In many cellular processes, proteins recognize specific targets and bind them in a highly regular manner. The specificity of interactions in these cases is determined by structural and physico–chemical properties of two interacting proteins. As a result, there should be a certain degree of conservation in the interaction patterns between similar proteins and domains. Indeed, it has been found that close homologs almost always interact in the same way and protein–protein interactions place certain evolutionary constraints on protein sequence and structural divergence [19–24]. Recent studies confirm that the total number of interaction types or modes is limited and rather small [25–27]. On the other hand, remotely related proteins/domains can have different interaction modes [21,26,28]; and the conservation of such protein interfaces is similar to the average conservation of rest of the protein [29–32].
In this review and its companion review in the April issue , we attempt to classify and systemize the array of experimental and theoretical data on the identification and prediction of protein interactions. In this review we focus on the generic experimental techniques for identifying protein interactions and the databases storing the information obtained from these experiments. In the second review, we present different methods to predict protein and domain interactions and discuss various challenges faced in this field with respect to limited prediction accuracy.
Experimental Methods for Identifying and Characterizing Protein Interactions
Protein interactions can be analyzed by different genetic, biochemical, and physical methods, which are listed in Table 1 and shown in Figure 1. Some techniques enable screening of a large number of proteins in a cell, such as yeast two-hybrid (Y2H), tandem affinity purification (TAP), mass spectroscopy (MS), DNA and protein microarrays, synthetic lethality, and phage display. Other methods focus on monitoring and characterizing specific biochemical and physico–chemical properties of a protein complex.
Different Experimental Methods Measuring Protein Interactions
(A) Y2H detects interactions between proteins X and Y, where X is linked to BD domain which binds to upstream activating sequence (UAS) of a promoter.
(B) MS identifies polypeptide sequence.
(C) TAP purifies protein complexes and removes the molecules of contaminants.
(D) Gene coexpression analysis produces the correlation matrix where the dark areas show high correlation between expression levels of corresponding genes.

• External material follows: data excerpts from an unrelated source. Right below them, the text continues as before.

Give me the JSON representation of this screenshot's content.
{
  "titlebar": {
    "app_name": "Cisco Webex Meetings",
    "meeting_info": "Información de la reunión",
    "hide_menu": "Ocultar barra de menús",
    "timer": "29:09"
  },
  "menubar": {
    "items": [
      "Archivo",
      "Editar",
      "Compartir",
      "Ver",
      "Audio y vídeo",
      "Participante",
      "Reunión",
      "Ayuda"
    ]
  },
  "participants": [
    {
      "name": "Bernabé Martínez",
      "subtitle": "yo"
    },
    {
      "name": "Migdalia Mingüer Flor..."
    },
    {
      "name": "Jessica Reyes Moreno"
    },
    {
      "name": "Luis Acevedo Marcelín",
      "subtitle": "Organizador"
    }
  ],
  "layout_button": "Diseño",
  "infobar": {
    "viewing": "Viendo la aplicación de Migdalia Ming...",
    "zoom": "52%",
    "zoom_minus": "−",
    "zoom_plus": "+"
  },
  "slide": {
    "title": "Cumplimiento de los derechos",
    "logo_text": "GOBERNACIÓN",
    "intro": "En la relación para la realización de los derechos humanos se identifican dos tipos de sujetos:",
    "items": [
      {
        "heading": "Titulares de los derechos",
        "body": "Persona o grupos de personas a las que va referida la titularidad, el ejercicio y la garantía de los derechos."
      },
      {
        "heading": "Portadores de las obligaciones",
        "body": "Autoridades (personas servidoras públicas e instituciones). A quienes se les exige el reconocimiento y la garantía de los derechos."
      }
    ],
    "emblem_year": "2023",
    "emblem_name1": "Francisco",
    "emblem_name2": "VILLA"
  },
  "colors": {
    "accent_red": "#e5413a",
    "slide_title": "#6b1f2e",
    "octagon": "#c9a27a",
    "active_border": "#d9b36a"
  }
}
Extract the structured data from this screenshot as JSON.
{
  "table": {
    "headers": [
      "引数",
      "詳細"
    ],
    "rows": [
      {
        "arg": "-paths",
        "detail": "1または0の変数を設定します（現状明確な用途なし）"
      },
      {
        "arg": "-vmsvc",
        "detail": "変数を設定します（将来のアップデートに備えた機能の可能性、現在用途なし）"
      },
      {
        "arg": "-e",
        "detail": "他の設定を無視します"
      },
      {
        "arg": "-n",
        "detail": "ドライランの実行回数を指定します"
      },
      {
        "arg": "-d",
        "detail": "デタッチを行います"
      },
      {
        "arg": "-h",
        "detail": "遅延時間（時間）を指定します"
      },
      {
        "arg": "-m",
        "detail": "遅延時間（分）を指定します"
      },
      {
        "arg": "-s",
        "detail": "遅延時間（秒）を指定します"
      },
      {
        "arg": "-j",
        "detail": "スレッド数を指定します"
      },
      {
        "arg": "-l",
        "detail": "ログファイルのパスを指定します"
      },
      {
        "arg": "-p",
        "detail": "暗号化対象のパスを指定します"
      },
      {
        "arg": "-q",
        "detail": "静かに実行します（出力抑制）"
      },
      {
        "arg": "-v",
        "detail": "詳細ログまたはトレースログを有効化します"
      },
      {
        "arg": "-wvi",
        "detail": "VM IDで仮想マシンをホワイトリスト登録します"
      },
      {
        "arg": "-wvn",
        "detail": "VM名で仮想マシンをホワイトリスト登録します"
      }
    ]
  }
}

(E) Protein microarrays (protein chips) can detect interactions between actual proteins rather than genes: target proteins immobilized on the solid support are probed with a fluorescently labeled protein.

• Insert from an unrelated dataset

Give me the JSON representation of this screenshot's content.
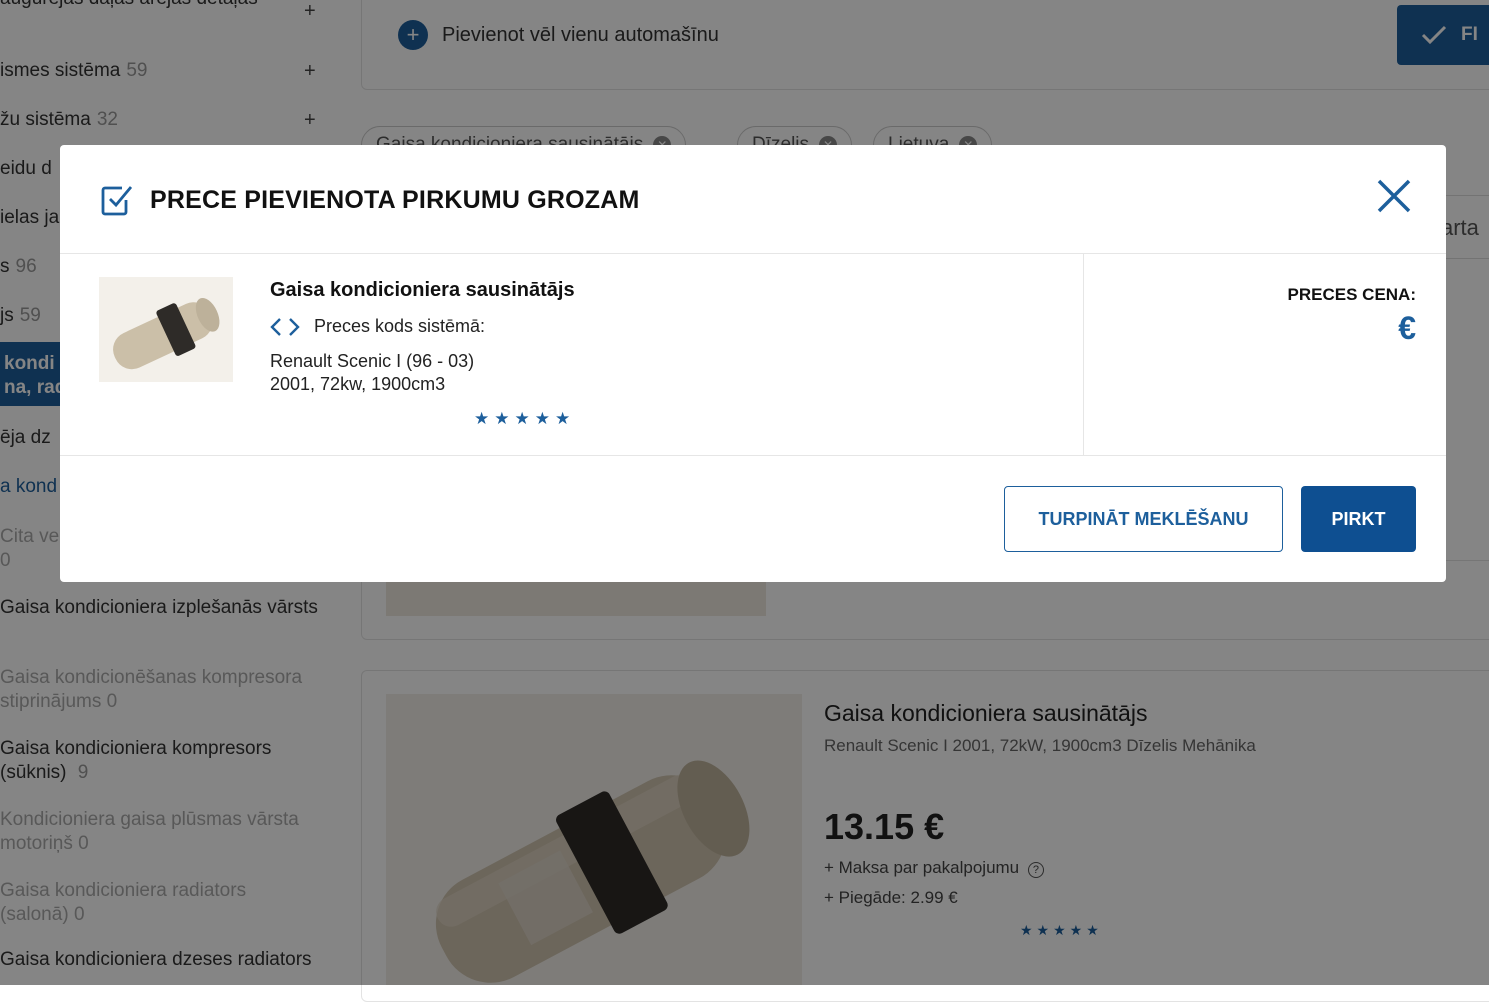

(F) Synthetic lethality method describes the genetic interaction when two individual, nonlethal mutations result in lethality when administered together (a− b−).
Yeast two-hybrid method.
The development of the Y2H technique has considerably accelerated the screening of protein interactions in vivo. Y2H is based on the fact that many eukaryotic transcription activators have at least two distinct domains, one that directs binding to a promoter DNA sequence (BD) and another that activates transcription (AD) (Figure 1A). It was demonstrated that splitting BD and AD inactivates the transcription, but the transcription can be restored if a DNA-binding domain is physically (not necessarily covalently) associated with an activating domain . According to the Y2H method, a protein of interest is fused to BD (bait). This chimeric protein is cloned in an expression plasmid, which is then transfected into a yeast cell. A similar procedure creates a chimeric sequence of another protein fused to AD (prey). If two proteins physically interact, the reporter gene is activated. The most broadly used Y2H systems are GAL4/LexA-based, where the GAL4 protein controls in yeast the expression of the LacZ gene encoding beta-galactosidase. Numerous variations of Y2H have been developed including systems with several reporter genes, one-hybrid and three-hybrid systems for identifying proteins interactions with DNA and RNA [35–38], systems for detecting interactions in mammalian and prokaryotic cells, and systems for screening the interactions between membrane proteins [39–43].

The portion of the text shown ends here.